GROSSETO – Israele da oggi è più vicina alla Maremma. La nascita dell’Associazione Italia-Israele Maremma, pone il primo mattone su quello che potrebbe rivelarsi un ottimo volano di sviluppo per il territorio. La presentazione ufficiale è avvenuta con la “benedizione” di Rafael Erdreich, ministro consigliere dell’Ambasciata dello Stato di Israele in Italia che ha salutato con entusiasmo la nascita di questa nuova associazione, recandosi in visita a Grosseto. Le possibili potenzialità di questa vicinanza, non sono sfuggite alle istituzioni locali, al punto che Erdreich, dopo la presentazione dell’associazione, ha incontrato privatamente il presidente della Provincia Leonardo Marras, il consigliere regionale Alessandro Antichi e infine il vicesindaco Paolo Borghi.

«In Italia ne esistono almeno 30 associazioni come questa nata a Grosseto e alcune si trovano in Toscana – spiega Endreich -, quella in Maremma è la più recente, ma per noi è importante, perché in questo territorio c’è tanta storia ebraica. Israele è un piccolo Paese, ma ha tanto da offrire. Per noi ci sono buone possibilità di collaborazione, visto che l’Italia è la seconda nazione europea con i maggiori rapporti con Israele». Il legame tra Israele e la Maremma sposta l’attenzione sulle opportunità legate soprattutto al turismo. «Ogni mese ci sono 50mila turisti israeliani in giro – precisa Rafael Endreich -, mi aspetto che molti di loro facciano tappa anche qui. A mio avviso ci sono buone prospettive per il futuro. E poi tutti i miei amici stanno qui in Toscana».

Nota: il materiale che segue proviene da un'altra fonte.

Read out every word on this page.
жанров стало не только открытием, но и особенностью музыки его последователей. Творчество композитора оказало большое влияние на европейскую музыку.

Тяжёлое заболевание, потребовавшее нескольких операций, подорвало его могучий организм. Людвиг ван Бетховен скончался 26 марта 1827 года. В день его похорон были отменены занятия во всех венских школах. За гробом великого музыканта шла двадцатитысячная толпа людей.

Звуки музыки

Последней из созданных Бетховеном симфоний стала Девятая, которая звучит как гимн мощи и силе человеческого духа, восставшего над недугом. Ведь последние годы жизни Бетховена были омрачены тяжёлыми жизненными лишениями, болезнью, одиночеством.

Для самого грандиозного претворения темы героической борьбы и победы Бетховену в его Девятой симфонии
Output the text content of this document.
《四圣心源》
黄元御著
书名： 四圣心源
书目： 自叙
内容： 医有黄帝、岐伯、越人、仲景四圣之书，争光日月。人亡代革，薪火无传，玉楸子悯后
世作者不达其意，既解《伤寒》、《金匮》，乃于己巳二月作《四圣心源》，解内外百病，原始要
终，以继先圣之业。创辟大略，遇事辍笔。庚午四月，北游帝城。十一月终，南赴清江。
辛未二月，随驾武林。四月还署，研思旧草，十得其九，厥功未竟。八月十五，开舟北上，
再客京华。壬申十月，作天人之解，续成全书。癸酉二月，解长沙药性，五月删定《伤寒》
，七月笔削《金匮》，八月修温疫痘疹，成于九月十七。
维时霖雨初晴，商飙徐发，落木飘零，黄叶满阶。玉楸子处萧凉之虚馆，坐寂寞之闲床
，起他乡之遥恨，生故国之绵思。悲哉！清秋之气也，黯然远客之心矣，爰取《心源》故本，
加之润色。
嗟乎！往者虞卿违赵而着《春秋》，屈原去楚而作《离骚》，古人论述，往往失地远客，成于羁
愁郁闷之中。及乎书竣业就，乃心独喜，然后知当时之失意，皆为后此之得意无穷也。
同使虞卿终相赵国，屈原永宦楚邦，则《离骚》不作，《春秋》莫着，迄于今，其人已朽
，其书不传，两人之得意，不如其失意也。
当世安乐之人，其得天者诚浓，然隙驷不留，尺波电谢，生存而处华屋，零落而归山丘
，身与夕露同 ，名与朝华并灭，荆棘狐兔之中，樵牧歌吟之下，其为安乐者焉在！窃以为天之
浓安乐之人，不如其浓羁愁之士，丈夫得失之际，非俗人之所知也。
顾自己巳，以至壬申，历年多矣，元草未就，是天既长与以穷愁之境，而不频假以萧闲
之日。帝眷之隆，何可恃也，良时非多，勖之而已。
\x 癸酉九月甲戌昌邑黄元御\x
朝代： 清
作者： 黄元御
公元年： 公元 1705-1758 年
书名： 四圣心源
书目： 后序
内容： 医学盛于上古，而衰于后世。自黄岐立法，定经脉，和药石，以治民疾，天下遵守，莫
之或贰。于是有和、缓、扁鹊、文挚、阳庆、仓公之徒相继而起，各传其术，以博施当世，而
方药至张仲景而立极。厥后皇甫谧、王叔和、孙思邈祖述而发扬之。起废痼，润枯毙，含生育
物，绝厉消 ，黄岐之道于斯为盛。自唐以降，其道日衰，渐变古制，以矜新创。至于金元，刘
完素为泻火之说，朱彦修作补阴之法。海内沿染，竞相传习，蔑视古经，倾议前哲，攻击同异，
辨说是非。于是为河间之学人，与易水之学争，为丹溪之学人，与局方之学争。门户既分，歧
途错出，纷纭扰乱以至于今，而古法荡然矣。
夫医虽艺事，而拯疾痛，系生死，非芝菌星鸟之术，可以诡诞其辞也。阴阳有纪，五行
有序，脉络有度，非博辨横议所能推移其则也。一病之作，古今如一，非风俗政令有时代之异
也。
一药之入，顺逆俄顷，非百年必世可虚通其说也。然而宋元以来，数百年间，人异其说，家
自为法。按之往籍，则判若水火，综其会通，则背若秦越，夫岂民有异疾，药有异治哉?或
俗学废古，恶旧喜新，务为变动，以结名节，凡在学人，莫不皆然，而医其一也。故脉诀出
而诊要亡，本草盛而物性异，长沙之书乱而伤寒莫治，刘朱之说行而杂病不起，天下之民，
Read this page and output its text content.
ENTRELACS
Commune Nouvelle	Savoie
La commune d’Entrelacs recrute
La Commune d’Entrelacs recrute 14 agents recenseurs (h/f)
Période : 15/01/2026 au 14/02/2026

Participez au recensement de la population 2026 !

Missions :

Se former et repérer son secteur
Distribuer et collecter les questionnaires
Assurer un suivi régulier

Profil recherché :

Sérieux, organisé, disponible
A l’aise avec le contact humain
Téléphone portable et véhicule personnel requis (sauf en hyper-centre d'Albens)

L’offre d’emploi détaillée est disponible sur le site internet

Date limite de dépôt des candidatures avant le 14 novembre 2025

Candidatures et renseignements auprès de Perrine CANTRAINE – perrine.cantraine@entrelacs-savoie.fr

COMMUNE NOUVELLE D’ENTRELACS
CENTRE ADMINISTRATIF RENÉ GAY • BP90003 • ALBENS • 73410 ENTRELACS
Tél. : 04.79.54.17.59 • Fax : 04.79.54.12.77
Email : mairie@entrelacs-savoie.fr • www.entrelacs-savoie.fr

«Ammetto di conoscere ben poco della storia di Israele – afferma Luigi Favilli, presidente della neonata associazione maremmana -, ma ho grande interesse e curiosità per questa cultura. Sono un maremmano, cattolico e credente, ma quella di Israele è una realtà interessante, tutta da conoscere, in grado di sviluppare una forte economia in territori ben più complessi del nostro. Penso ad alcune invenzioni importanti, come il peacemaker, piuttosto che l’impianto di irrigazione a goccia. Per questo vogliamo far conoscere la Maremma, in modo da stimolare le realtà produttive e crescere in vari settori della ricerca. Cercheremo, in un prossimo futuro, di concedere la possibilità ad alcuni studenti di visitare Israele e di avere così interessanti scambi culturali».